Veuillez agréer, etc…


Et, en effet, il envoya son violon.


En une circonstance semblable, Chopin, lui, s’était laissé prendre au piège. Il avait déjà dîné, donc touché et en partie digéré son salaire, quand l’invite lui fut faite de se mettre au piano. Que faire ?

Il commence par plaquer quelques accords abominablement faux.

— « Mais ce piano ne marche pas, il faut au moins que je l’arrange ! » et il se met à démantibuler l’instrument, il en retire le clavier, qu’il pose par terre, il en retire la mécanique, qu’il couche sur un canapé, il en retire le pupitre, qu’il adosse le long d’un mur, et enfin il se retire lui-même, à la grande consternation de la maîtresse de la maison, affirmant qu’on ne peut pas jouer sur un piano dans cet état-là !!!

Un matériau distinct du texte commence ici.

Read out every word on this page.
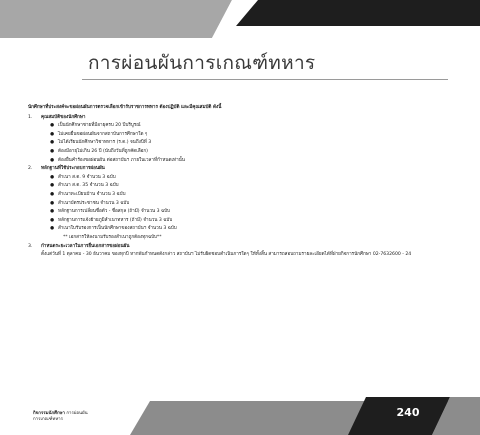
การผ่อนผันการเกณฑ์ทหาร
นักศึกษาที่ประสงค์จะขอผ่อนผันการตรวจเลือกเข้ารับราชการทหาร ต้องปฏิบัติ และมีคุณสมบัติ ดังนี้
1. คุณสมบัติของนักศึกษา
● เป็นนักศึกษาชายที่มีอายุครบ 20 ปีบริบูรณ์
● ไม่เคยยื่นขอผ่อนผันจากสถาบันการศึกษาใด ๆ
● ไม่ได้เรียนนักศึกษาวิชาทหาร (ร.ด.) จนถึงปีที่ 3
● ต้องมีอายุไม่เกิน 26 ปี (นับถึงวันที่ถูกคัดเลือก)
● ต้องยื่นคำร้องขอผ่อนผัน ต่อสถาบันฯ ภายในเวลาที่กำหนดเท่านั้น
2. หลักฐานที่ใช้ประกอบการผ่อนผัน
● สำเนา ส.ด. 9 จำนวน 3 ฉบับ
● สำเนา ส.ด. 35 จำนวน 3 ฉบับ
● สำเนาทะเบียนบ้าน จำนวน 3 ฉบับ
● สำเนาบัตรประชาชน จำนวน 3 ฉบับ
● หลักฐานการเปลี่ยนชื่อตัว - ชื่อสกุล (ถ้ามี) จำนวน 3 ฉบับ
● หลักฐานการแจ้งย้ายภูมิลำเนาทหาร (ถ้ามี) จำนวน 3 ฉบับ
● สำเนาใบรับรองการเป็นนักศึกษาของสถาบันฯ จำนวน 3 ฉบับ
** เอกสารให้ลงนามรับรองสำเนาถูกต้องทุกฉบับ**
3. กำหนดระยะเวลาในการยื่นเอกสารขอผ่อนผัน
ตั้งแต่วันที่ 1 ตุลาคม - 30 ธันวาคม ของทุกปี หากพ้นกำหนดดังกล่าว สถาบันฯ ไม่รับผิดชอบดำเนินการใดๆ ให้ทั้งสิ้น สามารถสอบถามรายละเอียดได้ที่ฝ่ายกิจการนักศึกษา 02-7632600 - 24
240
กิจกรรมนักศึกษา การผ่อนผัน
การเกณฑ์ทหาร
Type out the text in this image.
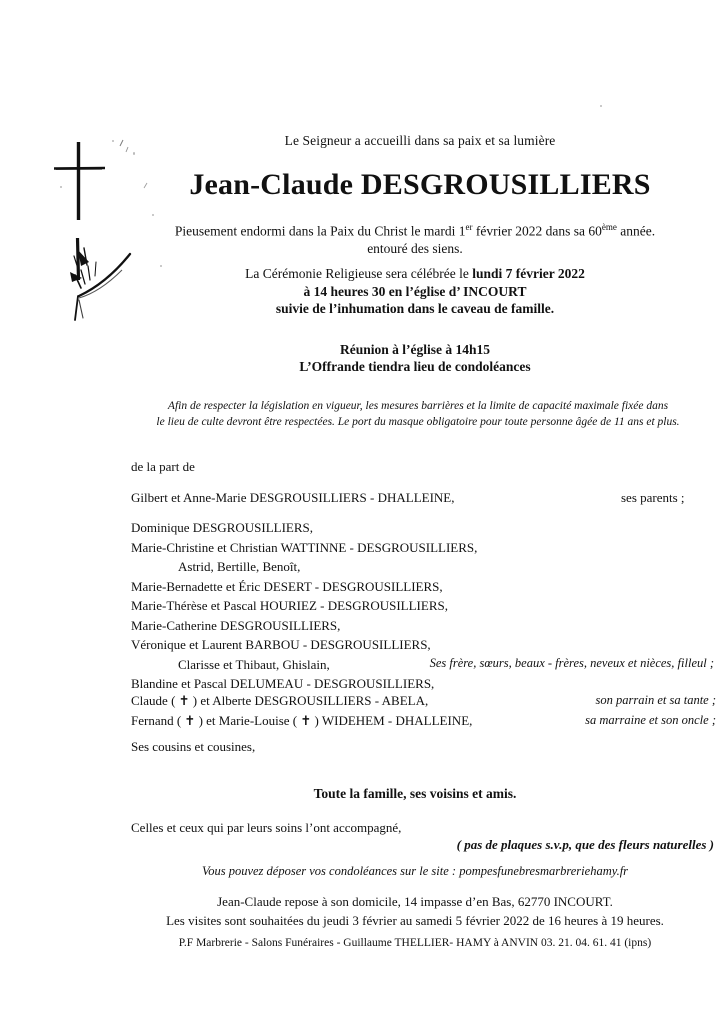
Le Seigneur a accueilli dans sa paix et sa lumière
Jean-Claude DESGROUSILLIERS
Pieusement endormi dans la Paix du Christ le mardi 1er février 2022 dans sa 60ème année.
entouré des siens.
La Cérémonie Religieuse sera célébrée le lundi 7 février 2022
à 14 heures 30 en l’église d’ INCOURT
suivie de l’inhumation dans le caveau de famille.
Réunion à l’église à 14h15
L’Offrande tiendra lieu de condoléances
Afin de respecter la législation en vigueur, les mesures barrières et la limite de capacité maximale fixée dans
le lieu de culte devront être respectées. Le port du masque obligatoire pour toute personne âgée de 11 ans et plus.
de la part de
Gilbert et Anne-Marie DESGROUSILLIERS - DHALLEINE,	ses parents ;
Dominique DESGROUSILLIERS,
Marie-Christine et Christian WATTINNE - DESGROUSILLIERS,
Astrid, Bertille, Benoît,
Marie-Bernadette et Éric DESERT - DESGROUSILLIERS,
Marie-Thérèse et Pascal HOURIEZ - DESGROUSILLIERS,
Marie-Catherine DESGROUSILLIERS,
Véronique et Laurent BARBOU - DESGROUSILLIERS,
Clarisse et Thibaut, Ghislain,
Blandine et Pascal DELUMEAU - DESGROUSILLIERS,
Ses frère, sœurs, beaux - frères, neveux et nièces, filleul ;
Claude ( ✝ ) et Alberte DESGROUSILLIERS - ABELA,	son parrain et sa tante ;
Fernand ( ✝ ) et Marie-Louise ( ✝ ) WIDEHEM - DHALLEINE,	sa marraine et son oncle ;
Ses cousins et cousines,
Toute la famille, ses voisins et amis.
Celles et ceux qui par leurs soins l’ont accompagné,
( pas de plaques s.v.p, que des fleurs naturelles )
Vous pouvez déposer vos condoléances sur le site : pompesfunebresmarbreriehamy.fr
Jean-Claude repose à son domicile, 14 impasse d’en Bas, 62770 INCOURT.
Les visites sont souhaitées du jeudi 3 février au samedi 5 février 2022 de 16 heures à 19 heures.
P.F Marbrerie - Salons Funéraires - Guillaume THELLIER- HAMY à ANVIN 03. 21. 04. 61. 41 (ipns)
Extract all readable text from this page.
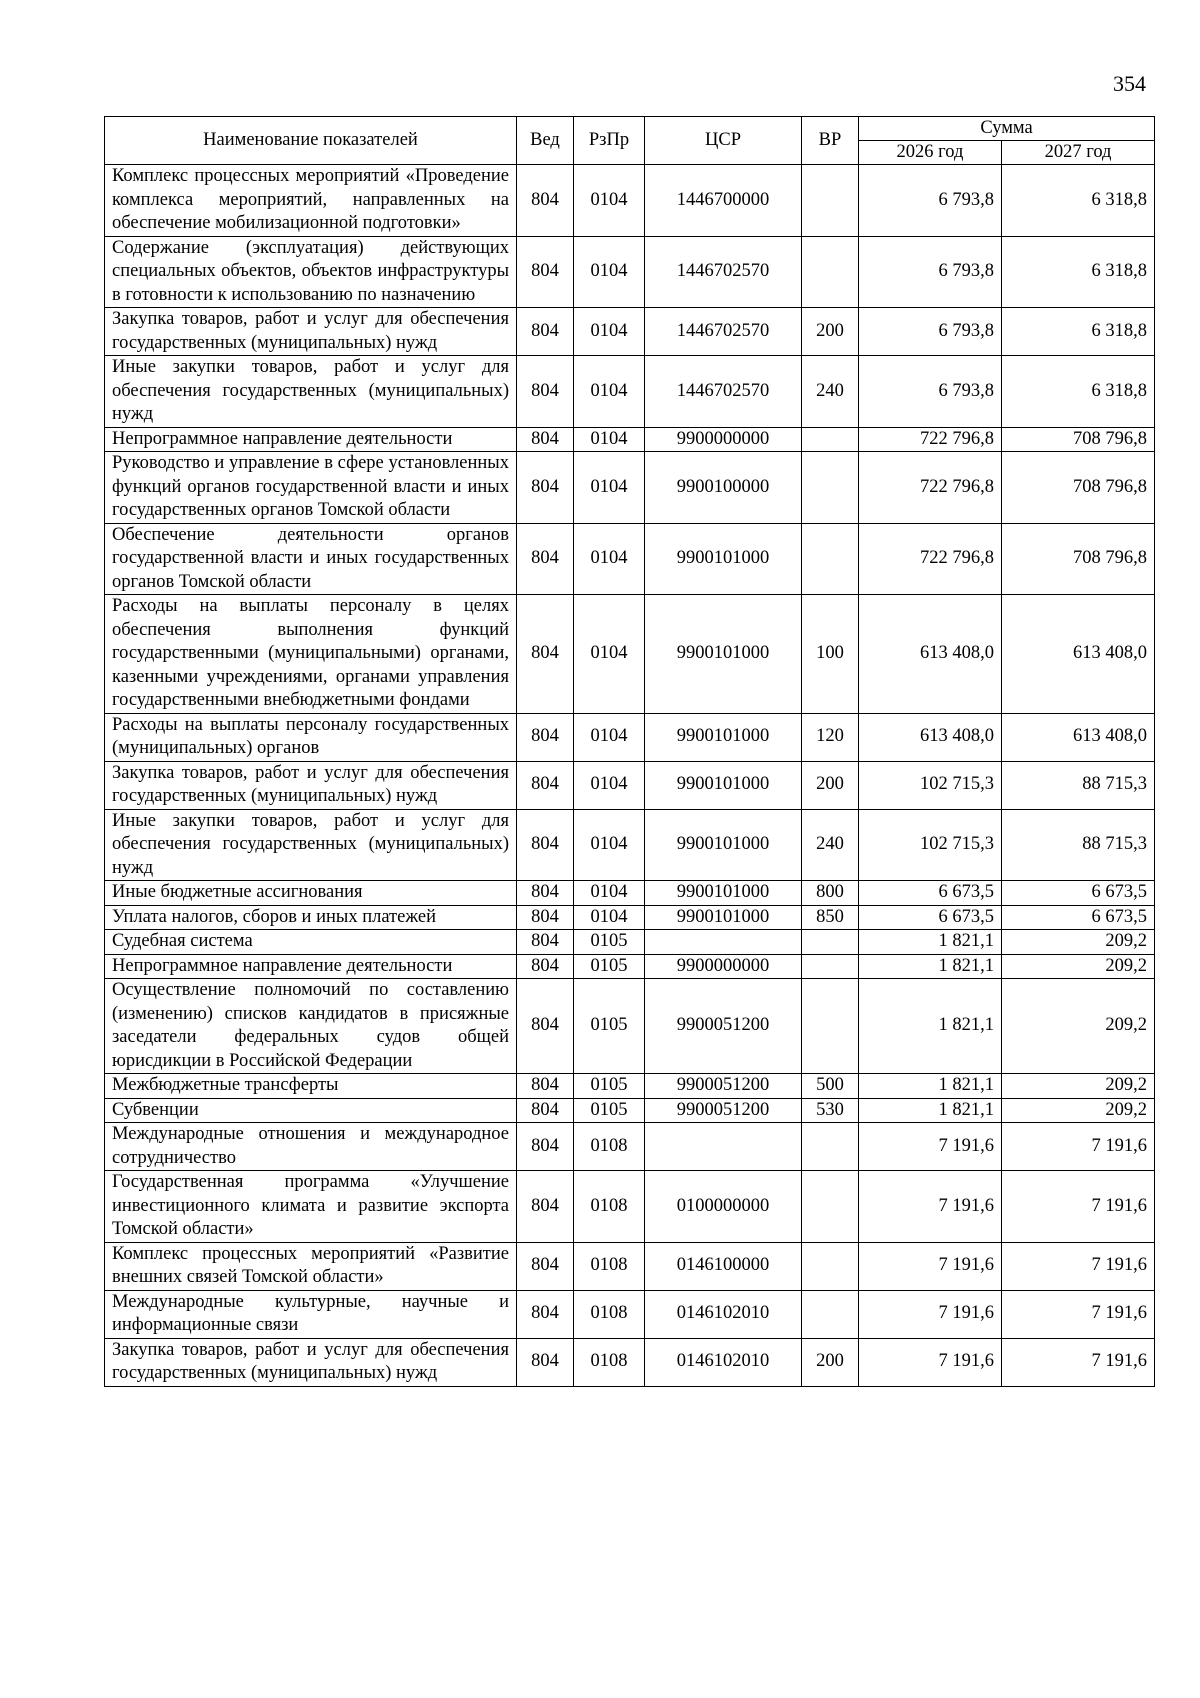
354
Наименование показателей	Вед	РзПр	ЦСР	ВР	Сумма	
					2026 год	2027 год
Комплекс процессных мероприятий «Проведение комплекса мероприятий, направленных на обеспечение мобилизационной подготовки»	804	0104	1446700000		6 793,8	6 318,8
Содержание (эксплуатация) действующих специальных объектов, объектов инфраструктуры в готовности к использованию по назначению	804	0104	1446702570		6 793,8	6 318,8
Закупка товаров, работ и услуг для обеспечения государственных (муниципальных) нужд	804	0104	1446702570	200	6 793,8	6 318,8
Иные закупки товаров, работ и услуг для обеспечения государственных (муниципальных) нужд	804	0104	1446702570	240	6 793,8	6 318,8
Непрограммное направление деятельности	804	0104	9900000000		722 796,8	708 796,8
Руководство и управление в сфере установленных функций органов государственной власти и иных государственных органов Томской области	804	0104	9900100000		722 796,8	708 796,8
Обеспечение деятельности органов государственной власти и иных государственных органов Томской области	804	0104	9900101000		722 796,8	708 796,8
Расходы на выплаты персоналу в целях обеспечения выполнения функций государственными (муниципальными) органами, казенными учреждениями, органами управления государственными внебюджетными фондами	804	0104	9900101000	100	613 408,0	613 408,0
Расходы на выплаты персоналу государственных (муниципальных) органов	804	0104	9900101000	120	613 408,0	613 408,0
Закупка товаров, работ и услуг для обеспечения государственных (муниципальных) нужд	804	0104	9900101000	200	102 715,3	88 715,3
Иные закупки товаров, работ и услуг для обеспечения государственных (муниципальных) нужд	804	0104	9900101000	240	102 715,3	88 715,3
Иные бюджетные ассигнования	804	0104	9900101000	800	6 673,5	6 673,5
Уплата налогов, сборов и иных платежей	804	0104	9900101000	850	6 673,5	6 673,5
Судебная система	804	0105			1 821,1	209,2
Непрограммное направление деятельности	804	0105	9900000000		1 821,1	209,2
Осуществление полномочий по составлению (изменению) списков кандидатов в присяжные заседатели федеральных судов общей юрисдикции в Российской Федерации	804	0105	9900051200		1 821,1	209,2
Межбюджетные трансферты	804	0105	9900051200	500	1 821,1	209,2
Субвенции	804	0105	9900051200	530	1 821,1	209,2
Международные отношения и международное сотрудничество	804	0108			7 191,6	7 191,6
Государственная программа «Улучшение инвестиционного климата и развитие экспорта Томской области»	804	0108	0100000000		7 191,6	7 191,6
Комплекс процессных мероприятий «Развитие внешних связей Томской области»	804	0108	0146100000		7 191,6	7 191,6
Международные культурные, научные и информационные связи	804	0108	0146102010		7 191,6	7 191,6
Закупка товаров, работ и услуг для обеспечения государственных (муниципальных) нужд	804	0108	0146102010	200	7 191,6	7 191,6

J’ai vu Schulhoff se tirer d’affaire de façon encore plus délibérée, et pourtant c’était dans une maison où tous les plus grands artistes du temps briguaient l’honneur de se faire entendre, une maison qui ressemblait plutôt à une cour ; c’était chez Rossini, dont les soirées, aux dernières années du deuxième Empire, brillaient d’un éclat sans rival.

On avait déjà entendu la Patti, la Trebelli, Tamburini, Gardoni et Zucchini, lorsque Mme Rossini, se faisant gracieuse pour la circonstance, s’approche de Schulhoff et lui demande « s’il voudrait bien jouer quelque chose ».

Or, Schulhoff avait dîné, et détestait, comme beaucoup d’autres artistes, de faire de la musique pendant sa digestion.

De plus, il était en admiration, depuis le commencement de la soirée, devant les oreilles minuscules de Mme B… (je m’en voudrais de la désigner autrement, car si vieille qu’elle puisse être devenue, elle doit être restée horriblement coquette). Il avait le culte des petites oreilles, peut-être parce que lui-même en possédait de formidablement grandes. Toujours est-il que la proposition de Mme Rossini, soit qu’elle le dérangeât de sa contemplation, soit qu’elle lui parût de nature à troubler la digestion d’un dîner que je me souviens avoir été succulent (comme toujours d’ailleurs chez Rossini), n’obtint que cette seule réponse :

— « Non — Non — Non. »

Il prononçait : Naun ! Naun ! Naun ! avec un accent de bête féroce, et Mme Rossini, peu habituée à voir ses avances ainsi accueillies, recula terrorisée.

Ce soir-là, comme la plupart du temps, ce fut Diémer qui joua, et on n’y perdit pas grand’chose.